BBC Sport understands that both men will be spoken to later this week.
Lancaster took charge for the Six Nations, following the resignation of Martin Johnson, winning four of the five matches.
Mallett's contract as Italy coach ended after the 2011 World Cup.
"You can't see the RFU wanting to change a coach when you look at the team and how happy they are," said the former South Africa international.
But despite England's success, RFU chief executive Ian Ritchie intends to honour the planned selection process that was set out before the Six Nations.
It is understood that the duo will undergo interviews on Thursday and Friday, with no decision being made before next week.
Any decision regarding an appointment would also have to take into account the successful candidate's backroom staff.
A stumbling block for Lancaster, 42, could be the release of Saracens first-team coach Andy Farrell, who has acted as England's backs and defence coach during the Six Nations. Sarries are reluctant to release him from his contract at Vicarage Road.

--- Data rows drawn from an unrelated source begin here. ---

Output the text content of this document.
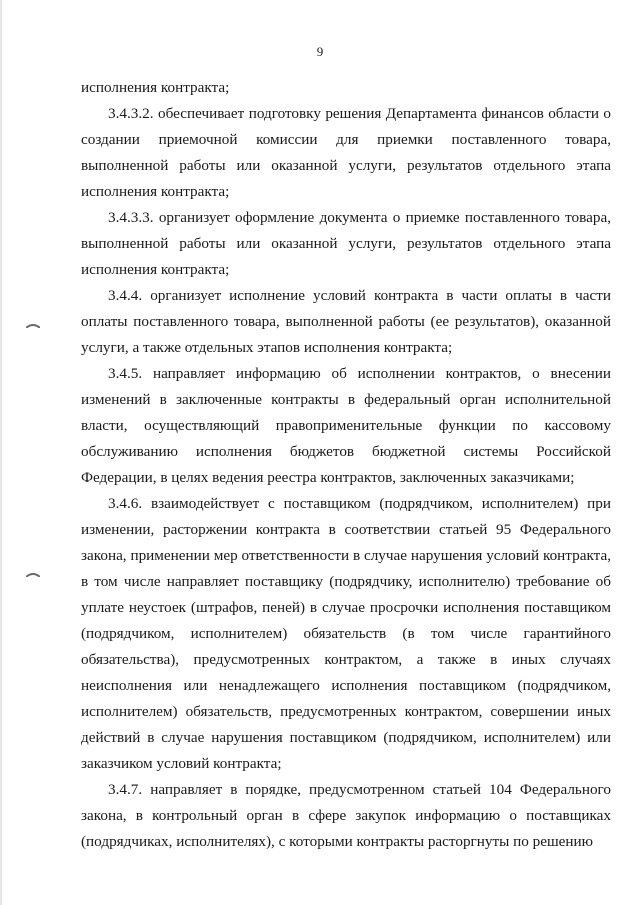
9

исполнения контракта;

3.4.3.2. обеспечивает подготовку решения Департамента финансов области о создании приемочной комиссии для приемки поставленного товара, выполненной работы или оказанной услуги, результатов отдельного этапа исполнения контракта;

3.4.3.3. организует оформление документа о приемке поставленного товара, выполненной работы или оказанной услуги, результатов отдельного этапа исполнения контракта;

3.4.4. организует исполнение условий контракта в части оплаты в части оплаты поставленного товара, выполненной работы (ее результатов), оказанной услуги, а также отдельных этапов исполнения контракта;

3.4.5. направляет информацию об исполнении контрактов, о внесении изменений в заключенные контракты в федеральный орган исполнительной власти, осуществляющий правоприменительные функции по кассовому обслуживанию исполнения бюджетов бюджетной системы Российской Федерации, в целях ведения реестра контрактов, заключенных заказчиками;

3.4.6. взаимодействует с поставщиком (подрядчиком, исполнителем) при изменении, расторжении контракта в соответствии статьей 95 Федерального закона, применении мер ответственности в случае нарушения условий контракта, в том числе направляет поставщику (подрядчику, исполнителю) требование об уплате неустоек (штрафов, пеней) в случае просрочки исполнения поставщиком (подрядчиком, исполнителем) обязательств (в том числе гарантийного обязательства), предусмотренных контрактом, а также в иных случаях неисполнения или ненадлежащего исполнения поставщиком (подрядчиком, исполнителем) обязательств, предусмотренных контрактом, совершении иных действий в случае нарушения поставщиком (подрядчиком, исполнителем) или заказчиком условий контракта;

3.4.7. направляет в порядке, предусмотренном статьей 104 Федерального закона, в контрольный орган в сфере закупок информацию о поставщиках (подрядчиках, исполнителях), с которыми контракты расторгнуты по решению
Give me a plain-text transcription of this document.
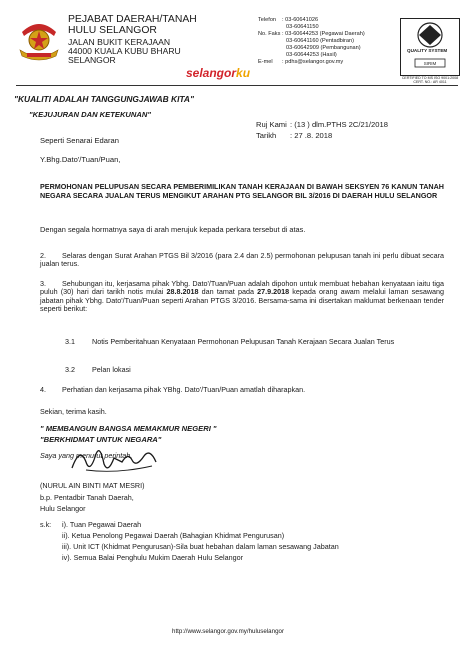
PEJABAT DAERAH/TANAH
HULU SELANGOR
JALAN BUKIT KERAJAAN
44000 KUALA KUBU BHARU
SELANGOR
Telefon : 03-60641026
03-60641150
No. Faks : 03-60644253 (Pegawai Daerah)
03-60641160 (Pentadbiran)
03-60642909 (Pembangunan)
03-60644253 (Hasil)
E-mel : pdhs@selangor.gov.my	SIRIM
QUALITY SYSTEM
CERTIFIED TO MS ISO 9001:2008 CERT. NO.: AR 4011
selangorku
"KUALITI ADALAH TANGGUNGJAWAB KITA"
"KEJUJURAN DAN KETEKUNAN"
Ruj Kami : (13 ) dlm.PTHS 2C/21/2018
Tarikh : 27 .8. 2018
Seperti Senarai Edaran
Y.Bhg.Dato'/Tuan/Puan,
PERMOHONAN PELUPUSAN SECARA PEMBERIMILIKAN TANAH KERAJAAN DI BAWAH SEKSYEN 76 KANUN TANAH NEGARA SECARA JUALAN TERUS MENGIKUT ARAHAN PTG SELANGOR BIL 3/2016 DI DAERAH HULU SELANGOR
Dengan segala hormatnya saya di arah merujuk kepada perkara tersebut di atas.
2.	Selaras dengan Surat Arahan PTGS Bil 3/2016 (para 2.4 dan 2.5) permohonan pelupusan tanah ini perlu dibuat secara jualan terus.
3.	Sehubungan itu, kerjasama pihak Ybhg. Dato'/Tuan/Puan adalah dipohon untuk membuat hebahan kenyataan iaitu tiga puluh (30) hari dari tarikh notis mulai 28.8.2018 dan tamat pada 27.9.2018 kepada orang awam melalui laman sesawang jabatan pihak Ybhg. Dato'/Tuan/Puan seperti Arahan PTGS 3/2016. Bersama-sama ini disertakan maklumat berkenaan tender seperti berikut:
3.1 Notis Pemberitahuan Kenyataan Permohonan Pelupusan Tanah Kerajaan Secara Jualan Terus
3.2 Pelan lokasi
4. Perhatian dan kerjasama pihak YBhg. Dato'/Tuan/Puan amatlah diharapkan.
Sekian, terima kasih.
" MEMBANGUN BANGSA MEMAKMUR NEGERI "
"BERKHIDMAT UNTUK NEGARA"
Saya yang menurut perintah,
(NURUL AIN BINTI MAT MESRI)
b.p. Pentadbir Tanah Daerah,
Hulu Selangor
s.k: i). Tuan Pegawai Daerah
ii). Ketua Penolong Pegawai Daerah (Bahagian Khidmat Pengurusan)
iii). Unit ICT (Khidmat Pengurusan)-Sila buat hebahan dalam laman sesawang Jabatan
iv). Semua Balai Penghulu Mukim Daerah Hulu Selangor
http://www.selangor.gov.my/huluselangor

Another option open to the RFU, would be Mallett and Lancaster working together.
More likely though is the prospect of former New Zealand assistant coach Wayne Smith lending his World Cup-winning expertise to Lancaster,
Smith refused to apply for the head coach's job, but has let it be known that he would consider another role when the first of a two-year contract with Super Rugby outfit Waikato Chiefs finishes in the autumn.